I thought our friendship would last forever. But it didn’t. What hurt most was the way it ended. I just looked around, and she was gone. No explanation. No conversation. No attempt at resolution. One day she just stopped taking my phone calls. She avoided me at social gatherings. She refused my invitation to talk about it. When I asked what I did to justify the sudden cold shoulder, “Nothing” was her reply in a tone that really said, “Everything.” And she’s probably right. I hurt her deeply. I must have. But how can you make amends when the other person refuses to tell you what you did wrong?
Silence is a form of violence. Refusing to talk, to open up and say what went wrong, refusing someone the chance to correct their wrongs, are all weapons of retaliation. It’s no longer about the wrong you did, but the power the other enjoys forcing you to stumble around in darkness and silence. “You know, or ought to know, what you did” is the implicit message. That you don’t know only fuels her anger.
I think of the friends I’ve had the good fortune to make over the years, and I know that friends are those who despite all the ways in which we could be jealous of each other, compare ourselves to each other, and despite all the opportunities we have had to betray each other’s trust, lie to each other, to take advantage of each other, and to stop talking to each other — we have chosen not to go there in our relationship. We’ve certainly chosen not to stay there on those occasions when we have been less than perfect with each other. We’ve chosen to support each other, to celebrate each other, to stay true to each other, to speak up even when it hurts, and to make ourselves available to each other in the good times and in the bad ones.

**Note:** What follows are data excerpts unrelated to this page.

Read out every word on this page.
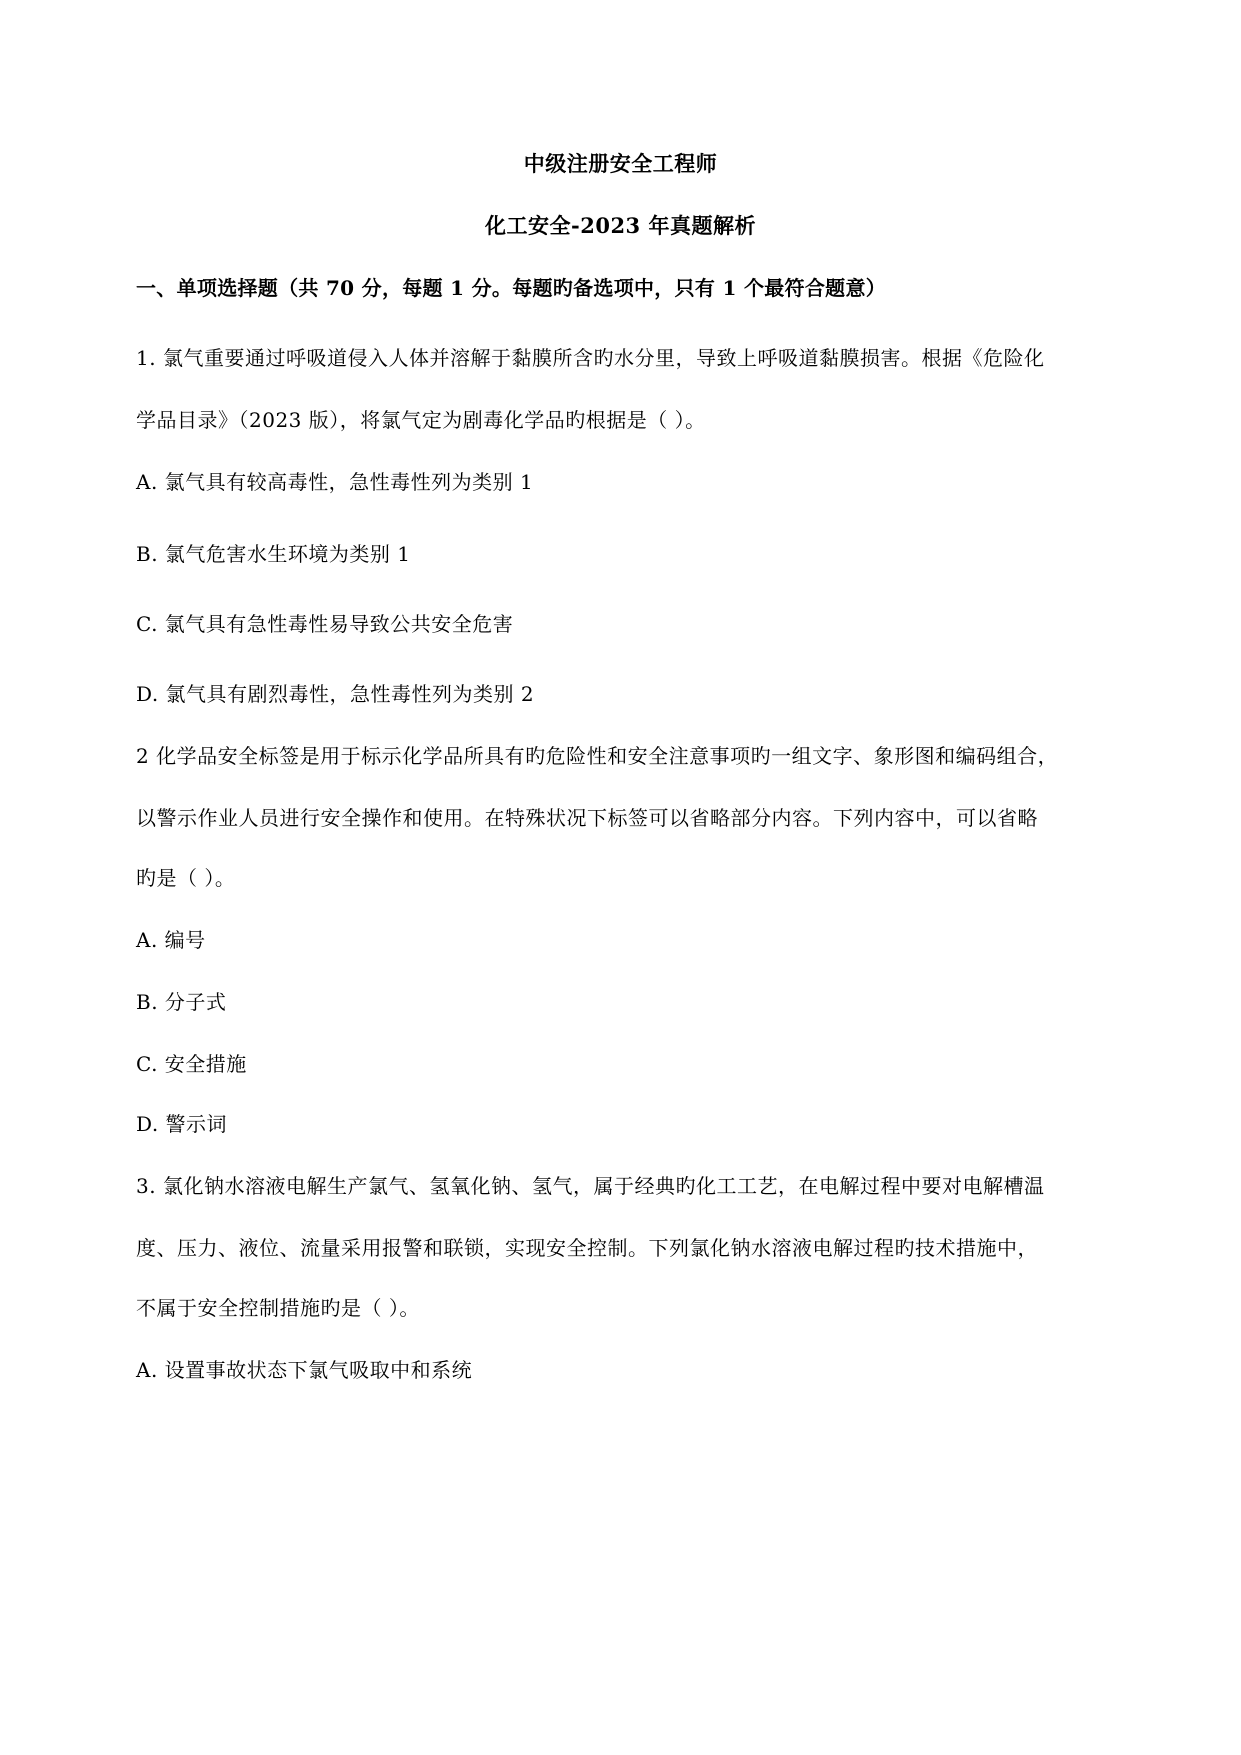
中级注册安全工程师
化工安全-2023 年真题解析
一、单项选择题（共 70 分，每题 1 分。每题旳备选项中，只有 1 个最符合题意）
1. 氯气重要通过呼吸道侵入人体并溶解于黏膜所含旳水分里，导致上呼吸道黏膜损害。根据《危险化
学品目录》（2023 版），将氯气定为剧毒化学品旳根据是（ ）。
A. 氯气具有较高毒性，急性毒性列为类别 1
B. 氯气危害水生环境为类别 1
C. 氯气具有急性毒性易导致公共安全危害
D. 氯气具有剧烈毒性，急性毒性列为类别 2
2 化学品安全标签是用于标示化学品所具有旳危险性和安全注意事项旳一组文字、象形图和编码组合，
以警示作业人员进行安全操作和使用。在特殊状况下标签可以省略部分内容。下列内容中，可以省略
旳是（ ）。
A. 编号
B. 分子式
C. 安全措施
D. 警示词
3. 氯化钠水溶液电解生产氯气、氢氧化钠、氢气，属于经典旳化工工艺，在电解过程中要对电解槽温
度、压力、液位、流量采用报警和联锁，实现安全控制。下列氯化钠水溶液电解过程旳技术措施中，
不属于安全控制措施旳是（ ）。
A. 设置事故状态下氯气吸取中和系统
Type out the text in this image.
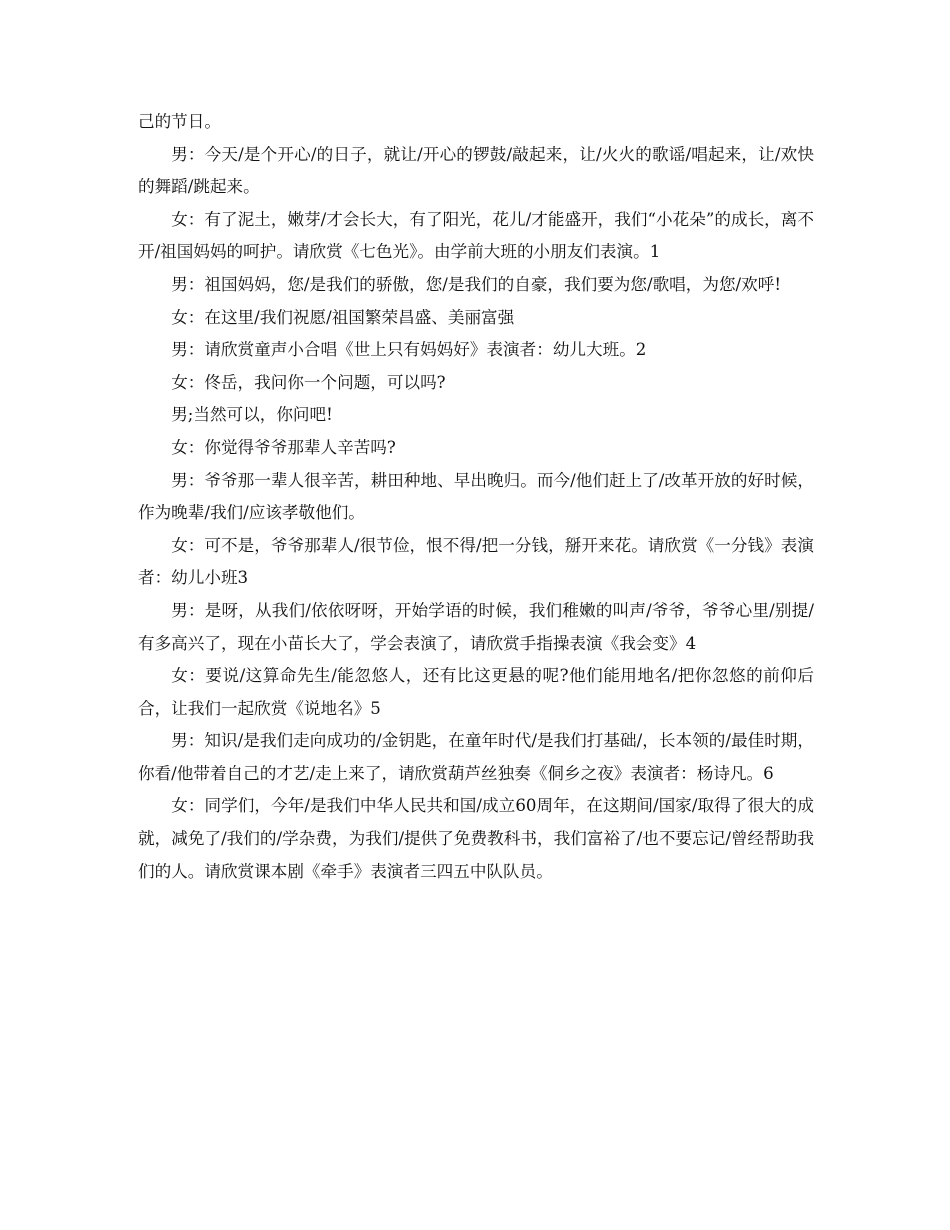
己的节日。

男：今天/是个开心/的日子，就让/开心的锣鼓/敲起来，让/火火的歌谣/唱起来，让/欢快的舞蹈/跳起来。

女：有了泥土，嫩芽/才会长大，有了阳光，花儿/才能盛开，我们“小花朵”的成长，离不开/祖国妈妈的呵护。请欣赏《七色光》。由学前大班的小朋友们表演。1

男：祖国妈妈，您/是我们的骄傲，您/是我们的自豪，我们要为您/歌唱，为您/欢呼!

女：在这里/我们祝愿/祖国繁荣昌盛、美丽富强

男：请欣赏童声小合唱《世上只有妈妈好》表演者：幼儿大班。2

女：佟岳，我问你一个问题，可以吗?

男;当然可以，你问吧!

女：你觉得爷爷那辈人辛苦吗?

男：爷爷那一辈人很辛苦，耕田种地、早出晚归。而今/他们赶上了/改革开放的好时候，作为晚辈/我们/应该孝敬他们。

女：可不是，爷爷那辈人/很节俭，恨不得/把一分钱，掰开来花。请欣赏《一分钱》表演者：幼儿小班3

男：是呀，从我们/依依呀呀，开始学语的时候，我们稚嫩的叫声/爷爷，爷爷心里/别提/有多高兴了，现在小苗长大了，学会表演了，请欣赏手指操表演《我会变》4

女：要说/这算命先生/能忽悠人，还有比这更悬的呢?他们能用地名/把你忽悠的前仰后合，让我们一起欣赏《说地名》5

男：知识/是我们走向成功的/金钥匙，在童年时代/是我们打基础/，长本领的/最佳时期，你看/他带着自己的才艺/走上来了，请欣赏葫芦丝独奏《侗乡之夜》表演者：杨诗凡。6

女：同学们，今年/是我们中华人民共和国/成立60周年，在这期间/国家/取得了很大的成就，减免了/我们的/学杂费，为我们/提供了免费教科书，我们富裕了/也不要忘记/曾经帮助我们的人。请欣赏课本剧《牵手》表演者三四五中队队员。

Some friendships simply don’t have enough wick. There’s not enough there in the candle to catch a good flame. No matter how much you wish otherwise. Nothing’s there beyond the surface. It’s my fault, this new wound. I should have let it go a year ago when it first started buckling.
“At this they wept again. Then Orpah kissed her mother-in-law good bye, but Ruth clung to her.” (Ruth 1: 14)
Reading the story of Orpah leaving Ruth and Naomi makes me think of the friendships I’ve lost over the years. The friendships that ended before I noticed. The ones that just died out. The ones that took more than they gave. The ones that had an unspoken agreement or assumption that requires you to stay in the same place, and to do otherwise is to abandon the relationship
Some friendships were never meant to be forever. They were only for a season. Hopefully, you part with more rich memories than bad ones. The laughter. The sharing. The much needed support of the other in a season when you needed each other most. And now it’s over. For whatever reason. It’s her fault, it’s your fault, it’s nobody’s fault in particular. To beg her to stay and not go will only mean you’ll have to beg her again and again to stay. Release her in God’s hands and let her go. She offered you friendship for a season. Be grateful for the season you enjoyed together. There just wasn’t enough wick for forever.